Still the Hansa suspected no real danger from King Edward, and the less so, as they had completely acceded to his desire that they should abstain from all trade with Scotland. In April, 1551, a plot laid against the hated and envied strangers by the London burghers was discovered. In the course of the inquiry into the plot, it was needful to examine the Hansa's claims. Confiding in the goodwill of the king's councillors, the "New Hansa," as Sir Thomas Gresham called the Merchant Adventurers, poured forth a long catalogue of grievances against the League. It was stated that English merchants had been ill-treated in various Hansa cities, notably in Danzig and Stralsund; that the commerce of the English was hindered in all possible ways; and that serious loss was incurred by the royal treasury from the circumstance, suspected to be true, that the Hansa permitted persons foreign to their association to enjoy with them the benefit of their privileges.
In the list of complaints retailed before the king by the discontented burghers and merchants of London, and by the Merchant Adventurers who found themselves less favoured than these foreigners, an attempt was evident on the part of the English to place on one footing and to consider as equally prohibited, the fraudulent importation by the Germans of merchandise belonging to non-Hanseatics, and the importation by them of merchandise which belonged to them, but was not produced in their territory.

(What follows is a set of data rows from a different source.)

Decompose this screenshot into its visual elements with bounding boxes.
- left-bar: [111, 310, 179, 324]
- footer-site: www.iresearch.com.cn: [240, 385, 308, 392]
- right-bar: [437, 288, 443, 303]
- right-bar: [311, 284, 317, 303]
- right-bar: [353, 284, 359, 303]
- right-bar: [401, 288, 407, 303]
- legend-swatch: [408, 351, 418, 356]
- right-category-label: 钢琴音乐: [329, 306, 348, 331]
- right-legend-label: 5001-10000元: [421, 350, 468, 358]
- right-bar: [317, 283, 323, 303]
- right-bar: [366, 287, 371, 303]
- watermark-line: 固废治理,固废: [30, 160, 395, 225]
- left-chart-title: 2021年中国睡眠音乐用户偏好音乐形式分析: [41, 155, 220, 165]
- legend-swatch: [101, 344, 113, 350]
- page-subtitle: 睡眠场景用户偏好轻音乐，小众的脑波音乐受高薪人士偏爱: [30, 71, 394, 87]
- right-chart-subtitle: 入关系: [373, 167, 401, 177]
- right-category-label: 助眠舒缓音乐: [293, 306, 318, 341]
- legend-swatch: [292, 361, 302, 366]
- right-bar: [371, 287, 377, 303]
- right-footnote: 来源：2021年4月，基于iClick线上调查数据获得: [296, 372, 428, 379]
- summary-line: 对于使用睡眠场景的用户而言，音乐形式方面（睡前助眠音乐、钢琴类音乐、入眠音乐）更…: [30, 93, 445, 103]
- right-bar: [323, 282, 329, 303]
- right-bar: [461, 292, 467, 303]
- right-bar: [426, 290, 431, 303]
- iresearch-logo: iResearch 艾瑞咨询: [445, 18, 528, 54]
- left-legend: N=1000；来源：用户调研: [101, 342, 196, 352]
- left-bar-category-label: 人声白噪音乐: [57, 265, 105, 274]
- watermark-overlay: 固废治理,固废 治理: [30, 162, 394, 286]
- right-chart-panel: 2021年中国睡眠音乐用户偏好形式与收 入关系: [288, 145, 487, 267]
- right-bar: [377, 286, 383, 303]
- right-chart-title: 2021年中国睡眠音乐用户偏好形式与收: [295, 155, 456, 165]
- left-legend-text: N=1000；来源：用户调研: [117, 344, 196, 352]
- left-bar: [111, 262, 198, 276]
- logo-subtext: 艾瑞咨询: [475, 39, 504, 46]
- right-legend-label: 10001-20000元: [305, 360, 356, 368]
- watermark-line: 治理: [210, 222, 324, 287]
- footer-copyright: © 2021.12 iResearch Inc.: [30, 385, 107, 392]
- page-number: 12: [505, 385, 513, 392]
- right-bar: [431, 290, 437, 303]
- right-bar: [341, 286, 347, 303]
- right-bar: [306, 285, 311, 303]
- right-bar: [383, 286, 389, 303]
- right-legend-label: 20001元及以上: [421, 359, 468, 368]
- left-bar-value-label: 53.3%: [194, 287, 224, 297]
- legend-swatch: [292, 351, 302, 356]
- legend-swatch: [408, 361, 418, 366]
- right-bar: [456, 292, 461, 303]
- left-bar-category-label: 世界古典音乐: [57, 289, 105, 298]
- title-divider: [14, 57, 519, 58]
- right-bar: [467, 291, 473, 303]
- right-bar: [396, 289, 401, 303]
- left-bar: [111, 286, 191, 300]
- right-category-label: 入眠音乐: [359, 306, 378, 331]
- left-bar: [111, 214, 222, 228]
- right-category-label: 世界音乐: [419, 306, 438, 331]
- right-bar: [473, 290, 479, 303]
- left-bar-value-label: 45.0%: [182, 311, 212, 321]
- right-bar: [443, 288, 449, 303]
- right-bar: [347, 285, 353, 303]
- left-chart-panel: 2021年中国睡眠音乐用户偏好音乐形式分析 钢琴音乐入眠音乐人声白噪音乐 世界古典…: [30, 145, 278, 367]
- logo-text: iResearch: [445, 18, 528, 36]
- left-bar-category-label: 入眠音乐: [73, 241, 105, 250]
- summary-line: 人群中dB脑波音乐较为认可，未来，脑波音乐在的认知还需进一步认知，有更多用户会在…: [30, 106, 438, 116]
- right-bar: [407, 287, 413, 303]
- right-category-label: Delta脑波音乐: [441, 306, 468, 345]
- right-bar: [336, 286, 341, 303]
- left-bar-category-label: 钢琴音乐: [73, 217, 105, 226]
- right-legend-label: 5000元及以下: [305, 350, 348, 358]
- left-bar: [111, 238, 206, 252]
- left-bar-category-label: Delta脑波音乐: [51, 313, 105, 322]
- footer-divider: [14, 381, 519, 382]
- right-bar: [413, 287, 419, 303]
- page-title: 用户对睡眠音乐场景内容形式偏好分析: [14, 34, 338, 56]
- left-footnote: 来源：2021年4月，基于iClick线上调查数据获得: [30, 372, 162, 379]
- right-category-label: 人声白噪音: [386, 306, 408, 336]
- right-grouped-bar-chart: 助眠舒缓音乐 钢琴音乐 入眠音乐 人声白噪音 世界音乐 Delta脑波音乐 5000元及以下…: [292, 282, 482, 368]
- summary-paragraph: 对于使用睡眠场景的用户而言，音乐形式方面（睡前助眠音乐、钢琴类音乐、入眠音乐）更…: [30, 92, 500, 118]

The fact was urged that, since the Hansa paid only the usual custom dues, even for the foreign products they imported, and for their exportation of English goods to lands outside the rule of the Hanseatic League, they were thus able to paralyse with the greatest facility all English competition in these different lands.
Certainly nothing better justifies the murmurs of the islanders against the foreigners than a comparison of their various commercial transactions. From these it appears that the English themselves, in 1551, exported 1,100 pieces of native cloth as compared with 44,000 pieces exported by the Hansa League in the same year.
It is true that all these complaints were not new. But this time they fell upon more fruitful soil. The government were perhaps all the more ready to give an attentive ear, as of late the national commerce had taken a very vigorous start, so that the royal treasury might hope for considerable receipts, even if the Crown should lose the duties paid to it by the members of the League.
In consequence the representative members of the Steelyard were cited before the Privy Council, which after a very brief examination of the claims brought forward by the Hansa, decided hastily (February 23, 1552) "that the Hansa, an illegal body, the names and origin of whose members were unknown, had by importation and adulteration of foreign goods forfeited the privileges accorded them by Edward VI."
The following day, also in Privy Council, the suppression of all the old Hanseatic privileges was decreed and the League placed on an equality with all other foreigners, none of whom had special favours granted them. This decision seemed to promise that at last the English would gain pre-eminence over their redoubtable rivals.
Meantime, the Hanseatic Diet, informed of this step on the part of the English Government, sent over an ambassador to treat with the king and Council. The result of his efforts was that, in July of the same year, the Hansa's privileges were re-established provisionally "as far as was reconcilable with the justice, fairness, and honour of the king"—so ran the clause.
Of all the negotiations a detailed and interesting account has been preserved to posterity in the Diary of the young King Edward, one of the most interesting documents for the knowledge of his short reign.